I wonder whether it would help to have more pressure to go through premarital counseling.
Thanks for sharing that link, Phil.
I agree with what the article said. Too many couples get married too quickly, for the wrong reasons.
I read somewhere that the device of marriage exists to provide 2 things to society in general: Conserving capital and insuring the welfare of children.
Keep in mind I'm talking just about social requirements and needs, and have dodged any discussion about religious rules and wishes.
Since mature adults should have the wisdom to provide for the first without additionally requiring a contract of marriage, and society seems to want to assume some (if not most) responsibility) for the latter, then marriage as a social tool seems to be of limited use.
What other reasons are there to motivate the actual civil procedure of marriage?
(Certainly not to impose a stability on the emotional commitment between two adults, as that is both ridiculous and foredoomed - just look at the divorce statistics)
I wonder whether it would help to have more pressure to go through premarital counseling.
This is just one source, but it apparently it does. I didn't read through it entirely so maybe it could be that those who seek premarital counseling are better prepared for marriage in the first place.
Bad marriages don't just happen to bad people. They mostly happen to good people who are not good for each other.
... and ...
Quote:
And inspiring marriages don't happen by accident. They require highly informed and carefully reasoned choices. Commitment and hard work are factors too. ... 75 percent of what culminates in a disappointing marriage -- or a great marriage -- has far less to do with hard work and far more to do with partner selection based on "broad-based compatibility."

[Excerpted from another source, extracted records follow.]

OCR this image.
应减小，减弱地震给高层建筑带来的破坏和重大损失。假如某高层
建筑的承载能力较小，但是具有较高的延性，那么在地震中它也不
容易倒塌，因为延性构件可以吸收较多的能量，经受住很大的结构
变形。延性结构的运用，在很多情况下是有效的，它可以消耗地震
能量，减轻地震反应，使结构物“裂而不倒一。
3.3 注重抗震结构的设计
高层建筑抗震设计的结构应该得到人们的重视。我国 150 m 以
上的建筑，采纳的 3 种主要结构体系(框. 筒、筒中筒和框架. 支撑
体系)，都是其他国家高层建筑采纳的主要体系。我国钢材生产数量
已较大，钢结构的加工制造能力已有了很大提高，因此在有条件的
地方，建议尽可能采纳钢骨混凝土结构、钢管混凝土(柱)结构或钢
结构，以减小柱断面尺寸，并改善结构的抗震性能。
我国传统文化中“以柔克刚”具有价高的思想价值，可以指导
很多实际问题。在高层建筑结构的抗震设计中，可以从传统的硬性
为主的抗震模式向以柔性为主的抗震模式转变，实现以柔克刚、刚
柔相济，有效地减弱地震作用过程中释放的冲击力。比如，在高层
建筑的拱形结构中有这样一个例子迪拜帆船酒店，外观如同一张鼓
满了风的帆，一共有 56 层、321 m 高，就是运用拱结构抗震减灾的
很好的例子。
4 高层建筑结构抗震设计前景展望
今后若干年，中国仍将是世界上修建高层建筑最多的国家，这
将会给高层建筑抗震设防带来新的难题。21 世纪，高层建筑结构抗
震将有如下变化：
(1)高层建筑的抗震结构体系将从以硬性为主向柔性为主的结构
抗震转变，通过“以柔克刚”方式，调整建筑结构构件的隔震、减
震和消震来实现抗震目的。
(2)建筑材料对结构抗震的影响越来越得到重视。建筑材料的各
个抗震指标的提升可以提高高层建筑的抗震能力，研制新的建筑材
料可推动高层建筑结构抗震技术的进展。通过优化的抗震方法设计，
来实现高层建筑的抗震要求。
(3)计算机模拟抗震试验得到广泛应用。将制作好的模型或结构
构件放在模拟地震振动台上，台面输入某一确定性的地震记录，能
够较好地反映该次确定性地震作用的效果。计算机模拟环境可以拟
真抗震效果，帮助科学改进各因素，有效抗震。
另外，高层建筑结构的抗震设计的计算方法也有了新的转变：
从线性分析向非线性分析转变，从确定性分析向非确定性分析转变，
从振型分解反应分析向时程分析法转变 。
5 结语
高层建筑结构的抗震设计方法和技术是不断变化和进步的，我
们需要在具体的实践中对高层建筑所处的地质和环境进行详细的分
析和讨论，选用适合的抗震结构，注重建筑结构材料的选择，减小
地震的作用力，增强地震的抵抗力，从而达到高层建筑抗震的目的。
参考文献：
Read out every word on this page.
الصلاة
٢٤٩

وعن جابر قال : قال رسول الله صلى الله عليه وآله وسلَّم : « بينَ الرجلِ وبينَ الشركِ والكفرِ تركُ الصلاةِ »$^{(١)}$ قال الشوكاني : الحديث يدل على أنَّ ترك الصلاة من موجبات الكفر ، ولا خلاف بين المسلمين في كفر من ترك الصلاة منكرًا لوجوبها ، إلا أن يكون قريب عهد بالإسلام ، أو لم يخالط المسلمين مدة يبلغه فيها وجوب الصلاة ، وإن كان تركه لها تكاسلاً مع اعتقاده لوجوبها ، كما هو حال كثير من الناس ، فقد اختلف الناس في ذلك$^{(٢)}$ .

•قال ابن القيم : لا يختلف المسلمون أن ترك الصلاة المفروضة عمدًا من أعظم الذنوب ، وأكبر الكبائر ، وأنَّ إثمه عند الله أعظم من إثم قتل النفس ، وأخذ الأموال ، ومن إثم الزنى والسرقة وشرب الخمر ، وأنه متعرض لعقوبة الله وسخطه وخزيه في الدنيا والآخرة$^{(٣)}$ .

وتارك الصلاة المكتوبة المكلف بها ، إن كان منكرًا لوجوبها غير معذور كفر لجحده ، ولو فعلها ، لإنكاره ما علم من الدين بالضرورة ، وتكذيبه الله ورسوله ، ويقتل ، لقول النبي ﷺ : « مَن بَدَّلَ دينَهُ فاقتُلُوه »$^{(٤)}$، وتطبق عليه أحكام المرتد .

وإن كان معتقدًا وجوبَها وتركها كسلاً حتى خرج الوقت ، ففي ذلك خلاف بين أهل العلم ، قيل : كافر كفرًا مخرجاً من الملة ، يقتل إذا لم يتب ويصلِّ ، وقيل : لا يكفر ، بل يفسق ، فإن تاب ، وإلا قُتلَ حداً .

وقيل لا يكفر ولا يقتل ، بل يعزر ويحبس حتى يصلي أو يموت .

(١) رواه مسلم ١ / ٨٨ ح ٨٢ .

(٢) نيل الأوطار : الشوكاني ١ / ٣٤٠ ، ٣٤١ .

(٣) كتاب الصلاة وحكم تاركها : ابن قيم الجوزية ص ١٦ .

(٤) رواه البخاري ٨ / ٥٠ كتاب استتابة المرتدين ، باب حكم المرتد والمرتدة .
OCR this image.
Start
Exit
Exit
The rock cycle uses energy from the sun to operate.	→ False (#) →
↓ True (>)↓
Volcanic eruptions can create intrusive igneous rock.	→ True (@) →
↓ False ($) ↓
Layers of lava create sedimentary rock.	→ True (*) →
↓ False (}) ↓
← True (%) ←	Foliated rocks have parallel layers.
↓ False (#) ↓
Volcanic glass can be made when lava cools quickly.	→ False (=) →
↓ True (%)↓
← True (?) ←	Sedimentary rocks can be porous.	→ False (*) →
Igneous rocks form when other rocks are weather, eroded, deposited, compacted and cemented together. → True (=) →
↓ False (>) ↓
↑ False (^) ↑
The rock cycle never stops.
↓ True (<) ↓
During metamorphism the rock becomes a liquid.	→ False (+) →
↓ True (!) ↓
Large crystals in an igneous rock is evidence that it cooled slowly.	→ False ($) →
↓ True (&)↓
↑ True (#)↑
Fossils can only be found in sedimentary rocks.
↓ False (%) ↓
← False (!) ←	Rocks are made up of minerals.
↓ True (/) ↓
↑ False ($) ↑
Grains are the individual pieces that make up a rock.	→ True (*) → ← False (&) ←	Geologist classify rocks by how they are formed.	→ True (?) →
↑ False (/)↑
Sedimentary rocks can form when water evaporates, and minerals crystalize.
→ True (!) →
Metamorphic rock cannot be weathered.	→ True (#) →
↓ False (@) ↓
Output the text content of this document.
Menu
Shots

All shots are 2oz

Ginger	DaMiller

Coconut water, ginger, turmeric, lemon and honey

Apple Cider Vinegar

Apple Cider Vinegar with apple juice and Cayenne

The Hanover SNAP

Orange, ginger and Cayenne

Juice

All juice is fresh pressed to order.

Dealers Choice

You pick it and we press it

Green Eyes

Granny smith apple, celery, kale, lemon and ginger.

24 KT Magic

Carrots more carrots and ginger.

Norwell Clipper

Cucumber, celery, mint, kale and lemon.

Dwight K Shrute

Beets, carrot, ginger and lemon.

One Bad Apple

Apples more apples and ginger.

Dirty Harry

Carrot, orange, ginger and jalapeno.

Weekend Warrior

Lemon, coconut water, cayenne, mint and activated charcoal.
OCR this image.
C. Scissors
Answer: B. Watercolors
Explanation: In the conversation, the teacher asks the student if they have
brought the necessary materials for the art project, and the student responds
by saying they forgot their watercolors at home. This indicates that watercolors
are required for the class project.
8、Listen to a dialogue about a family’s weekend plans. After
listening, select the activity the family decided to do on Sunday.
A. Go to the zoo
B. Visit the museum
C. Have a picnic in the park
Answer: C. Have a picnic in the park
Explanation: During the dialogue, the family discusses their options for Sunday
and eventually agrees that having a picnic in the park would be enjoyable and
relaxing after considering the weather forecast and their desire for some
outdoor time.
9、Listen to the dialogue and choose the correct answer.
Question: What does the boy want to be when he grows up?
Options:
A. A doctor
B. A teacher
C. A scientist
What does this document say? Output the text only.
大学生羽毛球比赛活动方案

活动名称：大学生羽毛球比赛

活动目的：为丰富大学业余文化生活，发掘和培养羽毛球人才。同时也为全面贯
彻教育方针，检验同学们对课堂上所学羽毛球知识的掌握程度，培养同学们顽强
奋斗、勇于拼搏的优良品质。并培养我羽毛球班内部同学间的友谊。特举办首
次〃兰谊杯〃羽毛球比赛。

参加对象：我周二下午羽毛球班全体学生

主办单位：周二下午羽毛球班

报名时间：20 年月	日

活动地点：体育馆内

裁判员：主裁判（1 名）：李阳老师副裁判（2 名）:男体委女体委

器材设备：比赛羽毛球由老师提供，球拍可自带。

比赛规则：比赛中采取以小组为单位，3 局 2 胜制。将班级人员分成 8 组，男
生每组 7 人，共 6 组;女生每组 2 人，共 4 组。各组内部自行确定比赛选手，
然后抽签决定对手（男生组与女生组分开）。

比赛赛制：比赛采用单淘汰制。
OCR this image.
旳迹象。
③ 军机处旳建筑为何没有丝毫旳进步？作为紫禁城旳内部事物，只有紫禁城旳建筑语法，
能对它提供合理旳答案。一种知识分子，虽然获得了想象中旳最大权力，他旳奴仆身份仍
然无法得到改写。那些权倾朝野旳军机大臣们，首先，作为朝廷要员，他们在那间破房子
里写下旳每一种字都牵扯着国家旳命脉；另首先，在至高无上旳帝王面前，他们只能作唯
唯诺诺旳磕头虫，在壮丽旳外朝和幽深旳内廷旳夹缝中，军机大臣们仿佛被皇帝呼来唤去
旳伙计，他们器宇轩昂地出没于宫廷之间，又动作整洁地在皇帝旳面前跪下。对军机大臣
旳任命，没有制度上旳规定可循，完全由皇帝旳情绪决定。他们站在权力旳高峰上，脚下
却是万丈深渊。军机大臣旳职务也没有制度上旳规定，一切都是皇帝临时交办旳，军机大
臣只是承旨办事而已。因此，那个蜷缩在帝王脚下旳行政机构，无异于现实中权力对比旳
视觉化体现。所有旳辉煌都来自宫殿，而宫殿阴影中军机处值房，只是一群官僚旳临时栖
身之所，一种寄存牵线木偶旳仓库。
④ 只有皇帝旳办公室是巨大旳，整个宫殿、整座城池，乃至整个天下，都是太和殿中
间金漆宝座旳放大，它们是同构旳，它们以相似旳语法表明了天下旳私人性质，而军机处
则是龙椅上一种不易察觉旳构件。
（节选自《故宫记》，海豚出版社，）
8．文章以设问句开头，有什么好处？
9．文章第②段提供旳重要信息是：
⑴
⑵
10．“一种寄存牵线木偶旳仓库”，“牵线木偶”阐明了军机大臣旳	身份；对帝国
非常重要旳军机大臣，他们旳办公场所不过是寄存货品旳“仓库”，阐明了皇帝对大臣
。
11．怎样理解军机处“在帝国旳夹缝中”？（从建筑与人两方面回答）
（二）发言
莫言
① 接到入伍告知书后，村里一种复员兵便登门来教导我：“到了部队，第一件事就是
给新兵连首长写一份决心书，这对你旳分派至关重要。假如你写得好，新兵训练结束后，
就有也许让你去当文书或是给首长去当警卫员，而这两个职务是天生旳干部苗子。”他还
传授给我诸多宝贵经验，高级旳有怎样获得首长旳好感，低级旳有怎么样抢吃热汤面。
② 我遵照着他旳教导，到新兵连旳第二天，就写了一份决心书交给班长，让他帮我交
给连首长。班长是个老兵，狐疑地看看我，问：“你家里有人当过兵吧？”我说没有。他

These two quotes are the key to this article, and it's what I've been saying for many years. Working at relationships isn't going to do much good if you're not compatible to begin with - it may help in some cases, but usually just delays the inevitable. There's almost no work involved in my relationship, for example, yet we both see it as great.
Knowing what compatibility consists of and seeking it from the very beginning is essential. And, it works!
This is just one source, but it apparently it does. I didn't read through it entirely so maybe it could be that those who seek premarital counseling are better prepared for marriage in the first place.